Religion
In reply to the discussion: The Catholic Church Ignores This Child Sexual Abuse Law [View all]Igel
(37,051 posts)Who told the higher-ranking clerics that the kid was being abused?
Very often, nobody. Until the kid was older. The parents didn't know. The higher-ranking folk didn't know. There was nobody to protect the kid except the victim and the victimizer. So who's at fault here? Those who didn't know, the scared victim, or the victimizer? There's a time gap that seems to be erased in much reporting. So we assume that the abuse, the reporting, and the reaction by higher-ranking priests was somehow in a short time frame, not over the 20 years between when the 8-year-old was abused and when the abuse was reported.
It's difficult to keep all the facts straight. They often are tricky, annoying, and when there are a lot of cases difficult to keep straight. Esp. when we're pissed. And want to be pissed.
Often later when the priest was still around kids, or when the truth came to light and the abuse was still going on, the Church did "best practice" and sent the priest for counseling and rehabilitation; that was the going thing. In the courts, as well, pedophiles would be sentenced for a few years to prison, rehabilitated, and set free--no claim that "once a pedophile, always a pedophile." The shrinks got that wrong. Post-rehab, the priest was reassigned. But very often the priest was reassigned where there were no kids. "Reassigned" is interpreted to mean "reassigned to be around kids," but some went to senior centers or other positions with no minors. How that went depended on the jurisidiction--broad-brushing here won't work. There's often a gap in what "reassigned" can mean and what we perceive it "must mean."
At the time there was no usually law that they violated by not informing. Now there is. Another time gap.

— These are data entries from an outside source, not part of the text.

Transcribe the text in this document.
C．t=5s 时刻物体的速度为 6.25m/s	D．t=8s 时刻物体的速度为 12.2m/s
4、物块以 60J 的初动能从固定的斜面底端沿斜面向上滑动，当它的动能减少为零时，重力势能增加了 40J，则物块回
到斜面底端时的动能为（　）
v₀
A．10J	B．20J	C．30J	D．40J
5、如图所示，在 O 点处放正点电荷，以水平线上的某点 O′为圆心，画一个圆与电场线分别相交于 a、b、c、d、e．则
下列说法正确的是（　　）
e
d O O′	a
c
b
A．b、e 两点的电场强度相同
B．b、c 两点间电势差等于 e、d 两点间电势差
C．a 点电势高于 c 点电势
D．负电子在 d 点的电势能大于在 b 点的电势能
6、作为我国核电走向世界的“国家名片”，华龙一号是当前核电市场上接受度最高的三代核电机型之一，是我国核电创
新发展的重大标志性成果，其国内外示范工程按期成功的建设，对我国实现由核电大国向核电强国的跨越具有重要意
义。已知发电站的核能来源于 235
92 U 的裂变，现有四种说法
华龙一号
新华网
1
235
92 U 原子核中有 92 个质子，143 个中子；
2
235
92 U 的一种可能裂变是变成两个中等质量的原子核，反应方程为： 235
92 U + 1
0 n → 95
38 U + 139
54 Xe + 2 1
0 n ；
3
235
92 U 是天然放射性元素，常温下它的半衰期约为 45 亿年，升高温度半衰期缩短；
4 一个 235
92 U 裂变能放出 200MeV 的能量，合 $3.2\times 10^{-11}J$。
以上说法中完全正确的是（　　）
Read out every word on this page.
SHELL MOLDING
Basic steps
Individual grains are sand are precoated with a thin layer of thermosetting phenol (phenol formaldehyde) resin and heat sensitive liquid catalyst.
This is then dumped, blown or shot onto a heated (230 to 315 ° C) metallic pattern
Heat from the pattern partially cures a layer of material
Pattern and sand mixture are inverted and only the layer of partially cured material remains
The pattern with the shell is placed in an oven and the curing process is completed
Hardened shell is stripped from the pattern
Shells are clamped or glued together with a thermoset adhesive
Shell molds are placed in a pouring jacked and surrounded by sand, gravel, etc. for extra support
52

Then there are some really, really egregious cases. But when you check, you find that some happened 50 years ago and the offending priest died 20 years ago. Whatever the witness says, I don't believe them. Why? Because memories that old are often corrupted. They *can* be crystal clear and tend to be accurate, but using the words "can" and "tend" already asserts the alternative "might not".
And then there are the cases that deserve no more attention. In some cases where the grand jury in PA reported evidence, it only reported some evidence, how horrible the priest was to this kid and no criminal case pursued. The rest of the evidence sometimes said that the priests reported it to the cops, the cops investigated, they could prove nothing or the victim's family wanted to avoid any public scrutiny, the priest was put in a "safe" place or defrocked. In other words, "nothing was done" isn't true; what could be done was done. This also varied by parish.
The devil's in the details for lots of these cases. Because of the biases in reporting, it's hard to know even what "lots" means. Even the ones widely discussed tend to leave out timelines, but that's crucial to serving as judge and jury. When did the events happen? When were they first reported to the church? To the police? What did any investigation show? What were "best practices" at the time? If the priest was reassigned, when did that happen--and if he was, what was his new charge? Was he defrocked? Was the abuse reported before or after the law was changed to make priests obligatory (or even "recommended" reporters?